Don't tell Kimberly Ellis that one person can't make a difference. She may not be able to stop a slots casino from being built next to the Hill District, but hey -- she's already been threatened with a lawsuit. And as we know from the movies, you're nobody in the gambling biz until you've seen the inside of a courtroom.
"Who knew standing up for something right and true would bring me so much attention?" Ellis says.
As you'll see elsewhere in this issue, the Hill District resident received a cease-and-desist letter from Isle of Capri, one of three companies competing for a state license to build a Pittsburgh slots parlor. The letter accuses Ellis of a "deliberate campaign to defame" the company, and threatens to "immediately commence legal action" if she doesn't pipe down.
I won't comment on the merits of Isle of Capri's legal claim, which was prompted by a false, but hardly incendiary, statement Ellis made in a letter to city council. But I will say this: Spreading misinformation and engaging in misdirected political activity -- even assuming that's what Ellis did -- happens every election year. It's a Constitutional right enjoyed by all Americans. Or at least all Americans who disagree with me.
Ellis' position on "Pittsburgh First," the booster group supporting Isle of Capri, is summed up by the signs she totes to community forums: "Pittsburgh First Means Hill District Last." No doubt that hurts people's feelings. IoC won hearts by promising to build the Penguins a new arena if it wins the license. That casino/arena complex, it pledges, will be part of a $1 billion development in the long-suffering Lower Hill.
Ellis is unconvinced. "It doesn't matter if there's a billion dollars in construction," she says. "Development is secondary to preventing a disaster."
Of the three casino bidders, only Isle of Capri's facility would be built in a residential area. If its proposal succeeds, Ellis worries, the Hill District will see firsthand the social ills that gambling can cause: increased crime and desperation, problem drinking, and so on. Few other neighborhoods, critics say, would volunteer -- or be asked -- to live next to a casino. In fact, the part of Ellis' letter that prompted IoC's threats asserted that a community group had fought the company elsewhere.
Isle of Capri says it was just trying to put a stop to misinformation, but its behavior will raise more doubts than Ellis' letter ever could have. Even Harrah's, the gambling Goliath for whom many people assume "the fix is in," doesn't act this heavy-handedly. Which is lucky for all those people who contend that "the fix is in."
It's also lucky for those who are criticizing Ellis.
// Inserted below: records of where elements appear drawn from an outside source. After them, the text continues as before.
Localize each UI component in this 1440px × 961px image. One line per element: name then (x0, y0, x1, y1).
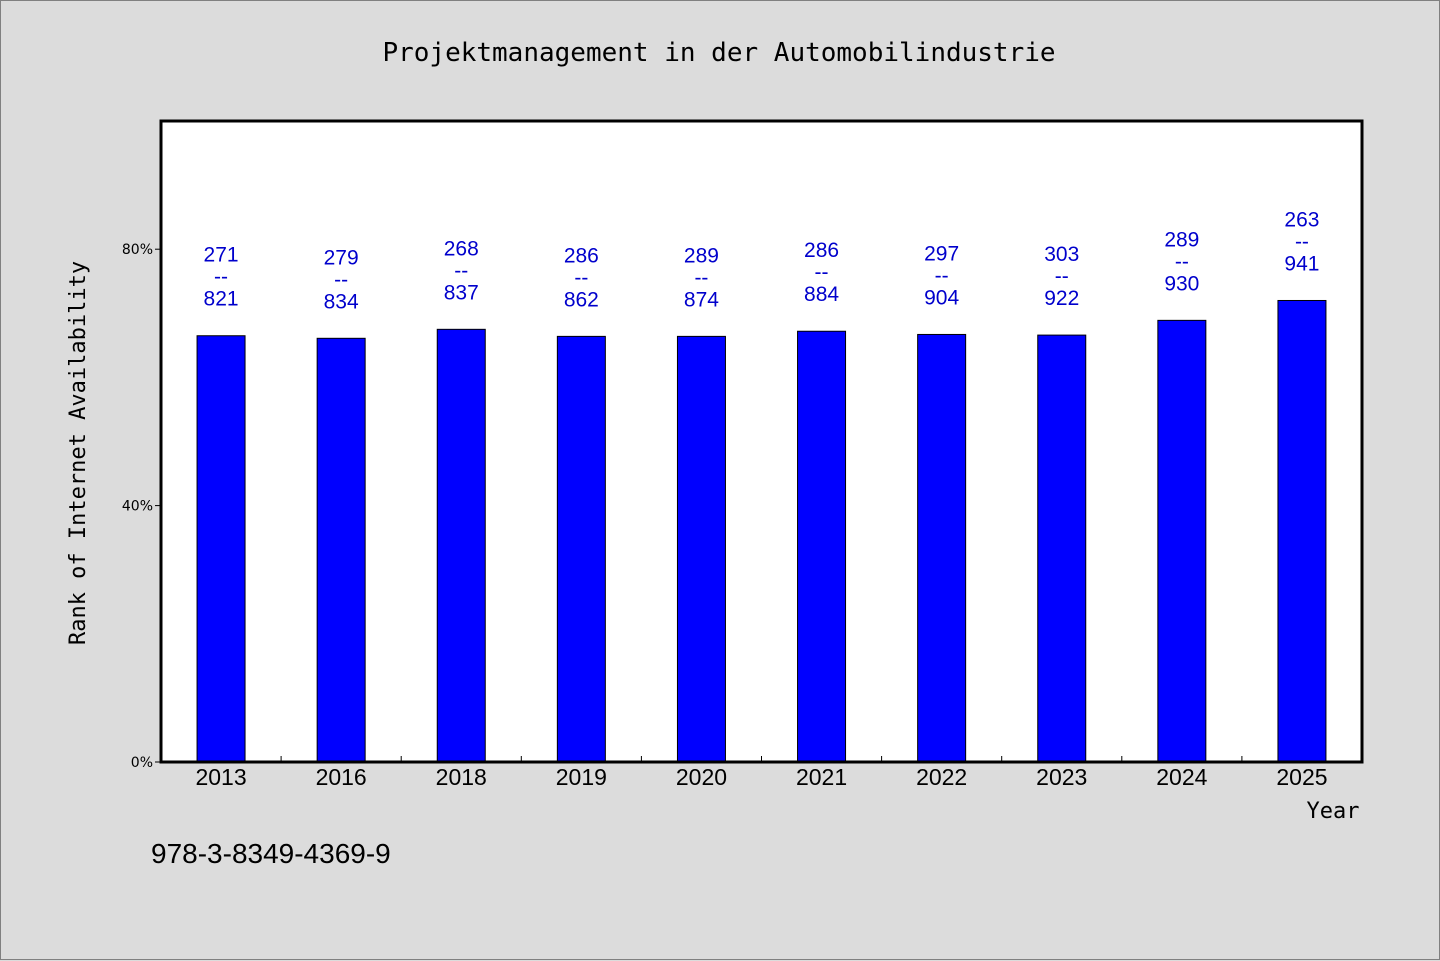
isbn-text: 978-3-8349-4369-9 (151, 838, 391, 869)
data-label-mid-2025: -- (1295, 230, 1309, 253)
data-label-top-2019: 286 (564, 244, 599, 267)
data-label-bottom-2018: 837 (444, 281, 479, 304)
x-tick-label-2024: 2024 (1156, 764, 1207, 790)
bar-2018 (436, 328, 486, 763)
x-tick-label-2023: 2023 (1036, 764, 1087, 790)
data-label-mid-2016: -- (334, 268, 348, 291)
y-tick-label-40: 40% (122, 499, 153, 515)
x-tick-label-2013: 2013 (195, 764, 246, 790)
bar-2023 (1037, 334, 1087, 763)
bar-2022 (917, 333, 967, 763)
data-label-mid-2013: -- (214, 266, 228, 289)
y-ticks-group: 0% 40% 80% (122, 242, 161, 771)
bar-2019 (556, 335, 606, 763)
bar-2013 (196, 335, 246, 763)
data-label-mid-2019: -- (574, 266, 588, 289)
chart-title: Projektmanagement in der Automobilindust… (382, 38, 1055, 68)
x-tick-label-2025: 2025 (1276, 764, 1327, 790)
data-label-top-2023: 303 (1044, 243, 1079, 266)
y-axis-label: Rank of Internet Availability (66, 261, 91, 645)
data-label-bottom-2020: 874 (684, 288, 719, 311)
data-label-mid-2023: -- (1055, 265, 1069, 288)
bars-group (196, 299, 1327, 763)
data-label-top-2016: 279 (324, 246, 359, 269)
data-label-bottom-2013: 821 (204, 288, 239, 311)
data-label-bottom-2023: 922 (1044, 287, 1079, 310)
x-tick-label-2021: 2021 (796, 764, 847, 790)
bar-2016 (316, 337, 366, 763)
data-label-mid-2018: -- (454, 259, 468, 282)
data-label-top-2021: 286 (804, 239, 839, 262)
bar-2024 (1157, 319, 1207, 763)
data-label-bottom-2019: 862 (564, 288, 599, 311)
data-label-mid-2024: -- (1175, 250, 1189, 273)
bar-2021 (797, 330, 847, 763)
y-tick-label-0: 0% (131, 755, 153, 771)
x-tick-label-2018: 2018 (436, 764, 487, 790)
bar-2025 (1277, 299, 1327, 763)
data-label-mid-2020: -- (694, 266, 708, 289)
data-label-bottom-2022: 904 (924, 286, 959, 309)
bar-2020 (676, 335, 726, 763)
data-label-bottom-2021: 884 (804, 283, 839, 306)
data-label-top-2013: 271 (204, 244, 239, 267)
data-label-bottom-2025: 941 (1284, 252, 1319, 275)
data-labels-group: 271--821279--834268--837286--862289--874… (204, 208, 1320, 313)
x-tick-label-2019: 2019 (556, 764, 607, 790)
data-label-bottom-2024: 930 (1164, 272, 1199, 295)
data-label-bottom-2016: 834 (324, 290, 359, 313)
data-label-mid-2022: -- (935, 264, 949, 287)
plot-border (159, 119, 1364, 764)
x-tick-label-2020: 2020 (676, 764, 727, 790)
x-ticks-group: 2013 2016 2018 2019 2020 2021 2022 2023 2024 2025 (195, 756, 1328, 790)
y-tick-label-80: 80% (122, 242, 153, 258)
x-tick-label-2022: 2022 (916, 764, 967, 790)
x-axis-label: Year (1307, 799, 1360, 824)
data-label-mid-2021: -- (815, 261, 829, 284)
x-tick-label-2016: 2016 (316, 764, 367, 790)
data-label-top-2020: 289 (684, 244, 719, 267)
data-label-top-2022: 297 (924, 242, 959, 265)
data-label-top-2024: 289 (1164, 228, 1199, 251)
data-label-top-2018: 268 (444, 237, 479, 260)
data-label-top-2025: 263 (1284, 208, 1319, 231)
Some have contended she's part of a sabotage effort engineered by Isle of Capri's rivals. ("I've been asked point-blank if I'm being paid by someone else," says Ellis. "Frankly, I'd appreciate getting paid, because this is a thankless job.") Others say critics like her are wasting everyone's time. The Isle of Capri proposal has been a matter of public record since last December, after all, and the state is slated to award the license in just three weeks.
Those objections are, of course, mutually exclusive. Harrah's certainly wouldn't have waited until the 11th hour to torpedo a rival: Casinos don't profit by leaving things to chance. (Neither do their customers, generally.)
The second criticism has more merit. Hill District critics have been slow to speak up. The Penguins announced plans to build an Uptown slots casino in July 2004; drawings of the proposal were unveiled in December 2005. Yet it wasn't until Nov. 20 that Hill District church leaders held a press conference denouncing the plan. Ellis, meanwhile, went to Harrisburg with an armload of petitions opposing it last week -- half a year after the deadline for written public comments.
Ellis says she has "a negative reaction to those who criticize people on the Hill -- who have to work two jobs for our families -- for not being up on this." Fair enough. But if Isle of Capri succeeds, it will be partly because its opponents didn't have the lawyers and resources a casino can draw on.
So if critics are less than completely informed, the company shouldn't issue threats. It should thank God instead.